Chanelling Howard Hanson?
Posted on Dec 7, 2006
| 1 comment
Filed under: Conrad Susa, Howard Hanson, Misterium Tremendum, Other People\'s Music, Past Work, Sibelius (composer), Teachers
Among several CDs I picked up on a recent Amoeba Records binge, I think I’ve stumbled across a musical ancestor. This 1989 Seattle Symphony recording of Howard Hanson‘s Symphonies 1 and 2 was sitting there staring at me from the clearance bin, so I idlely grabbed it, thinking ‘what the heck’.
Having never paid any attention to Hanson before, I listened to it for the first time with great interest.

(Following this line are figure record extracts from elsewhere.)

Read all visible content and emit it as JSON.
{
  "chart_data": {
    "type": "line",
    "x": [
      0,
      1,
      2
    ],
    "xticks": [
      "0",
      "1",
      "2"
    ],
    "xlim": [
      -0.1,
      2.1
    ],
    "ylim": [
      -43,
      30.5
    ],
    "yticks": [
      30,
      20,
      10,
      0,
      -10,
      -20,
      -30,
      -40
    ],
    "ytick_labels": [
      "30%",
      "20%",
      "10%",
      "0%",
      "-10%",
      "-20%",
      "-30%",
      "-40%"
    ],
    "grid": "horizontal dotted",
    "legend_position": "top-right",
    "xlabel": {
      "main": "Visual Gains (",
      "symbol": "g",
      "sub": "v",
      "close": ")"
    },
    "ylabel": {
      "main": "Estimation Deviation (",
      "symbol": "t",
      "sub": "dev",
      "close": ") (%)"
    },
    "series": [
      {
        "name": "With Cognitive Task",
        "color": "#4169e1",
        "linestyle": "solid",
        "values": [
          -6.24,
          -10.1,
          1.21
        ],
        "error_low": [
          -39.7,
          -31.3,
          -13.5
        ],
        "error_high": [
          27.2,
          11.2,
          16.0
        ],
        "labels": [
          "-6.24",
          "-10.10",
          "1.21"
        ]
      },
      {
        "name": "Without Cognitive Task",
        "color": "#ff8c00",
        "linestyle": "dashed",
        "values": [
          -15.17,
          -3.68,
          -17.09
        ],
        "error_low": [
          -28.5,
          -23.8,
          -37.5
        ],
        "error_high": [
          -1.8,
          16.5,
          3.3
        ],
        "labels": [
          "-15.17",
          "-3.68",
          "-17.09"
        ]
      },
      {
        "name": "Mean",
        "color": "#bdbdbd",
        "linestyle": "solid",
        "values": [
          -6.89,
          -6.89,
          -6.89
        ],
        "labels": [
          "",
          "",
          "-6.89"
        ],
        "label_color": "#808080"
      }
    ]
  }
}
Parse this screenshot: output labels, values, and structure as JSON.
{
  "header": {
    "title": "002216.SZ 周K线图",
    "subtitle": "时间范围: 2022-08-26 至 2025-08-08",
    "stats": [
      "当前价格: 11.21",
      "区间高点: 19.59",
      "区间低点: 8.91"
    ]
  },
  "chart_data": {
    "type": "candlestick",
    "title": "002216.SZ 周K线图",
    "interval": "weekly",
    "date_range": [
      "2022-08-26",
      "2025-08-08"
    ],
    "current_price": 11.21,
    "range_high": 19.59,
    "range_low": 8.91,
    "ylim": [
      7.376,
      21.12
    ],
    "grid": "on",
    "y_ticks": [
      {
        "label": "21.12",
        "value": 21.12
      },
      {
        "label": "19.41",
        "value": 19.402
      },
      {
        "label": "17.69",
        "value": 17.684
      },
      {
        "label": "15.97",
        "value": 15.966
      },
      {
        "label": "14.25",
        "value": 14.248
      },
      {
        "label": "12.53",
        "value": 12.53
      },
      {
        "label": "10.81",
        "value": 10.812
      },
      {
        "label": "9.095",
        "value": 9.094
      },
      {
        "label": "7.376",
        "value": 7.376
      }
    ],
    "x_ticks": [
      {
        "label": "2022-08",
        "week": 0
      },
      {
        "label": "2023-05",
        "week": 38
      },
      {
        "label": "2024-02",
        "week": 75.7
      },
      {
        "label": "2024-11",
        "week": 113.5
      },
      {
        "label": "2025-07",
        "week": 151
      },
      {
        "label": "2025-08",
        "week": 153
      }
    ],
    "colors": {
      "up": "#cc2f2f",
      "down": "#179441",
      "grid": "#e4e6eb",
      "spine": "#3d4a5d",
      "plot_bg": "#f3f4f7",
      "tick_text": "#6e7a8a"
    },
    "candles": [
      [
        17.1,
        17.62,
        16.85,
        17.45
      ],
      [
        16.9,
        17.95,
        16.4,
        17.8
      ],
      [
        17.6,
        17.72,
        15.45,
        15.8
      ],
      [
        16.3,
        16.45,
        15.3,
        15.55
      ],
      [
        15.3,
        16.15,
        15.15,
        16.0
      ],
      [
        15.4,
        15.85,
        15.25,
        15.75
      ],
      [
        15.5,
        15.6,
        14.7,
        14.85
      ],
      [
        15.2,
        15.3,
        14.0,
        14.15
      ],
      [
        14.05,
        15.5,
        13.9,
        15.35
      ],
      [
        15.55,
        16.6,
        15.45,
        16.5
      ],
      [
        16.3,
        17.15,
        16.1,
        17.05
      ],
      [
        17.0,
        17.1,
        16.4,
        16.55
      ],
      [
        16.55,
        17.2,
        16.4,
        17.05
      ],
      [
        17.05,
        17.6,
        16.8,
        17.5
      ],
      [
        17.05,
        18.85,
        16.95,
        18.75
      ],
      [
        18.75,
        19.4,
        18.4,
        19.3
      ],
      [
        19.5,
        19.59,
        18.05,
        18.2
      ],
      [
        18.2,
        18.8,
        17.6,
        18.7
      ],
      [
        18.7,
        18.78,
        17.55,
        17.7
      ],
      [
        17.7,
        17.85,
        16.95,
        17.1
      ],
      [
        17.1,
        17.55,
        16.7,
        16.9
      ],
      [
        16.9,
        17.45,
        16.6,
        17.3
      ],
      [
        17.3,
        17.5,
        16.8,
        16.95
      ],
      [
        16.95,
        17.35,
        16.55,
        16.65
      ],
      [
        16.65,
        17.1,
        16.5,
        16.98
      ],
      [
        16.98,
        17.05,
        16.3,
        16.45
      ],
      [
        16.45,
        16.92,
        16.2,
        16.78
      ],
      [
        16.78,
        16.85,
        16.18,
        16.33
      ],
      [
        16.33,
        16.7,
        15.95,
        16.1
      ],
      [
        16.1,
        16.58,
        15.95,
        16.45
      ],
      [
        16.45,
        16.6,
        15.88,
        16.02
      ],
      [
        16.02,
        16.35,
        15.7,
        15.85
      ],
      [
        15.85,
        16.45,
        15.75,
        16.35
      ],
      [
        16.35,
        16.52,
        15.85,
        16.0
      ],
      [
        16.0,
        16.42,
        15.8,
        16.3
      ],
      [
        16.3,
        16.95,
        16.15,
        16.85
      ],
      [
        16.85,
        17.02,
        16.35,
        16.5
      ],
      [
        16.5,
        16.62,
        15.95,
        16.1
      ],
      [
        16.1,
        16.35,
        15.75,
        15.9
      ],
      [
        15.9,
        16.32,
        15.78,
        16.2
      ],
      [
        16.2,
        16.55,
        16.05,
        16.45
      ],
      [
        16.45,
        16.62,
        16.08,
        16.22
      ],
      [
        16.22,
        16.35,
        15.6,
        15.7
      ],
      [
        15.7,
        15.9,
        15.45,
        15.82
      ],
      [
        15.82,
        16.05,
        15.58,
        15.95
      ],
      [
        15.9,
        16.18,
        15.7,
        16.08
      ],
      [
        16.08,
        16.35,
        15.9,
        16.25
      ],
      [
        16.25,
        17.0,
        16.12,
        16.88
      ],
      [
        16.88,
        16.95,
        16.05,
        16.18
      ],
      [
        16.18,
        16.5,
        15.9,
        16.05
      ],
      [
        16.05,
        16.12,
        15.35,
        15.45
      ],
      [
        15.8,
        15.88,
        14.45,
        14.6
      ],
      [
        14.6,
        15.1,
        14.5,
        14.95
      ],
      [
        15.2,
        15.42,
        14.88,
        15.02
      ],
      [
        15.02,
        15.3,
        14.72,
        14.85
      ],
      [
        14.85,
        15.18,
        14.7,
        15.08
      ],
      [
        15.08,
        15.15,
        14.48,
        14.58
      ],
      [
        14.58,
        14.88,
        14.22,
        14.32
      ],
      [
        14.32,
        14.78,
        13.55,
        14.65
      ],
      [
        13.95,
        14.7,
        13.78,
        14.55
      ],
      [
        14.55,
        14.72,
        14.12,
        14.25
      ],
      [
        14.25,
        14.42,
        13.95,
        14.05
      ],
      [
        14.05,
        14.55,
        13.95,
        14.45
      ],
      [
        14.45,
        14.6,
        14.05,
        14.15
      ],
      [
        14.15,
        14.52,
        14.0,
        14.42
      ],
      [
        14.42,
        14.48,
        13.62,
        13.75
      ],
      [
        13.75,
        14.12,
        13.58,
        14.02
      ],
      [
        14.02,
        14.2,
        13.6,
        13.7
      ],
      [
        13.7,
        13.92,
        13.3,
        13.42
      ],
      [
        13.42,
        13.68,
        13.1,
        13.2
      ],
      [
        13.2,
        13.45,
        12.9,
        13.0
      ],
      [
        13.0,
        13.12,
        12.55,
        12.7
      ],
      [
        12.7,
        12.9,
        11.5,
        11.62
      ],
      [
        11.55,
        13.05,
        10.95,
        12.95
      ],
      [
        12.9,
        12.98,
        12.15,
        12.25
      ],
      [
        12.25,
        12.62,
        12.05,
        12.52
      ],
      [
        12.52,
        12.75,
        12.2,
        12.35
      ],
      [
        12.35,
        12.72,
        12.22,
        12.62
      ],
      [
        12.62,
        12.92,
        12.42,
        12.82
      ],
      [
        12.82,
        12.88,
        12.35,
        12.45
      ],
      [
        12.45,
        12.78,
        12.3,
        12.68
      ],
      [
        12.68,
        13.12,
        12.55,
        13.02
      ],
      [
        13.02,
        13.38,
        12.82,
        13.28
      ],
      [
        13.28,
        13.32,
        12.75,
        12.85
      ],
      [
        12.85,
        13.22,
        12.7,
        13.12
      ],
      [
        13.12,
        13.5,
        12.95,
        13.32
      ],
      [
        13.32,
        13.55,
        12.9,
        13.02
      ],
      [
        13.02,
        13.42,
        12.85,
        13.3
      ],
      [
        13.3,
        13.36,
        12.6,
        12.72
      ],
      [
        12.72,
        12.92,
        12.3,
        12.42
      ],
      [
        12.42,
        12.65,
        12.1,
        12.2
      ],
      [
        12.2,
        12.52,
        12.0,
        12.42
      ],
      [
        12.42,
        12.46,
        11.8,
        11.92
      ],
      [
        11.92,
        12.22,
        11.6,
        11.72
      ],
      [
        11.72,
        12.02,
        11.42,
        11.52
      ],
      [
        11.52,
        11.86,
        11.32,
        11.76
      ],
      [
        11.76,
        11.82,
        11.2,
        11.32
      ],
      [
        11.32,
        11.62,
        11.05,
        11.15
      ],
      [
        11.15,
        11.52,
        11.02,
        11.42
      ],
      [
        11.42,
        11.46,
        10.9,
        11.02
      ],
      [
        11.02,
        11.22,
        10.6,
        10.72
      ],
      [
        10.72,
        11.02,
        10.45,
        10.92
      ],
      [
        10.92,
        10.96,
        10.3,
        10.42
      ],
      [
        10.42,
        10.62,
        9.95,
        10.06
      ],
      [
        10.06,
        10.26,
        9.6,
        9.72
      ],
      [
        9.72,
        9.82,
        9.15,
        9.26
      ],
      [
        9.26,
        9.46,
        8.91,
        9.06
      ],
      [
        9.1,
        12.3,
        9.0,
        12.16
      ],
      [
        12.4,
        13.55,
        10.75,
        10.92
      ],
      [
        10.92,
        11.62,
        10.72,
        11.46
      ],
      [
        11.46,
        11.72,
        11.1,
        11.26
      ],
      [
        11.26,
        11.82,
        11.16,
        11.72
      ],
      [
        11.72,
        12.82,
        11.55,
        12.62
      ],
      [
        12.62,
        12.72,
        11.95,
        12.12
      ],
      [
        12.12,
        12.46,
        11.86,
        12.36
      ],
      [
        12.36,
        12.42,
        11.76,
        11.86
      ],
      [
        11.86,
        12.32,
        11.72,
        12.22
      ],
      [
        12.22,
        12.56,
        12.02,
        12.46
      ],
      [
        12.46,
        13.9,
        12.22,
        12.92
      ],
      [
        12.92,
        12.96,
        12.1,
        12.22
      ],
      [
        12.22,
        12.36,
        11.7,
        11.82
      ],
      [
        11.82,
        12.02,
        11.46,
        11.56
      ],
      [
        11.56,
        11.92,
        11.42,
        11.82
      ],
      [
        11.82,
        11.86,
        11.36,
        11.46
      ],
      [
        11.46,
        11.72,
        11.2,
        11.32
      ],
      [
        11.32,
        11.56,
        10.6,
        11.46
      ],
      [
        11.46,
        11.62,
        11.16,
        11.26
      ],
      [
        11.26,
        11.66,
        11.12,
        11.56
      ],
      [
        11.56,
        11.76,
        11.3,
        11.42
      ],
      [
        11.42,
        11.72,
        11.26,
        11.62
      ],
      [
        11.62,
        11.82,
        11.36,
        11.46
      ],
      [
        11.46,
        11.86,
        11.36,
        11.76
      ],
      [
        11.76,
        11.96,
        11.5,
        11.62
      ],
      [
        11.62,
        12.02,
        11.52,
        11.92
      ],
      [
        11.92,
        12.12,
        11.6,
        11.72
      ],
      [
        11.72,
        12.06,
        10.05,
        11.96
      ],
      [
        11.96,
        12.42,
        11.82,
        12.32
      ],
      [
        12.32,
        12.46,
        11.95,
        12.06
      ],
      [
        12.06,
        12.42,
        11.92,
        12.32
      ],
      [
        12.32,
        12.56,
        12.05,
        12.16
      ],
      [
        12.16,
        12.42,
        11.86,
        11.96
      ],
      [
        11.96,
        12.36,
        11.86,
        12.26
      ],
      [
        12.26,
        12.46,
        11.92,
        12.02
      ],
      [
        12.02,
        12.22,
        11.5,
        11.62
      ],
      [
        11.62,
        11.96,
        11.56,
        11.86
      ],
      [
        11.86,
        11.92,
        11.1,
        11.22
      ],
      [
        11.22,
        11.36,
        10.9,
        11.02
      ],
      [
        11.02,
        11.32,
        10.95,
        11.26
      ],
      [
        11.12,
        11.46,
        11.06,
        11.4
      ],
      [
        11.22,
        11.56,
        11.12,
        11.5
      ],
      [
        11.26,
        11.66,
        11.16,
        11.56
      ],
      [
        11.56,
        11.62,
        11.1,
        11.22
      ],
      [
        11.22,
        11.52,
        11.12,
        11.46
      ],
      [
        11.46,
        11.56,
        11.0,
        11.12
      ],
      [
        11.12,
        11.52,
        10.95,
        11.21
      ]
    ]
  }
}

About two thirds of the way through the final movement of Symphony No. 1, I heard something that made me stop and rewind.
Keep in mind that I’ve never heard this Hanson symphony before in my life, and check this out. It’s an excerpt from my 2000 orchestra piece Misterium Tremendum.
It’s funny to me, because a review of a 2003 performance of Misterium picked on it for ripping off Sibelius, and I actually wasn’t familiar with Sibelius when I wrote the piece. I eventually got to know and love Sibelius, partly thanks to that review (which was actually quite fair and astute).
Turns out I was ripping off Hanson without realizing it. Hanson, I found out from the liner notes, was a Sibelius fan himself. What’s particularly interesting is the news that one of Hanson’s students was William Bergsma who taught my last teacher, Conrad Susa. I suppose that makes him a musical great-grandfather of sorts.





Well, maybe, but I hear it as tapping into the lydian flat 7 energy, so popular in the past 100 years. But you’ve gotta admit, there is some similarity. Not enough to make his heirs come after you for plagiarism.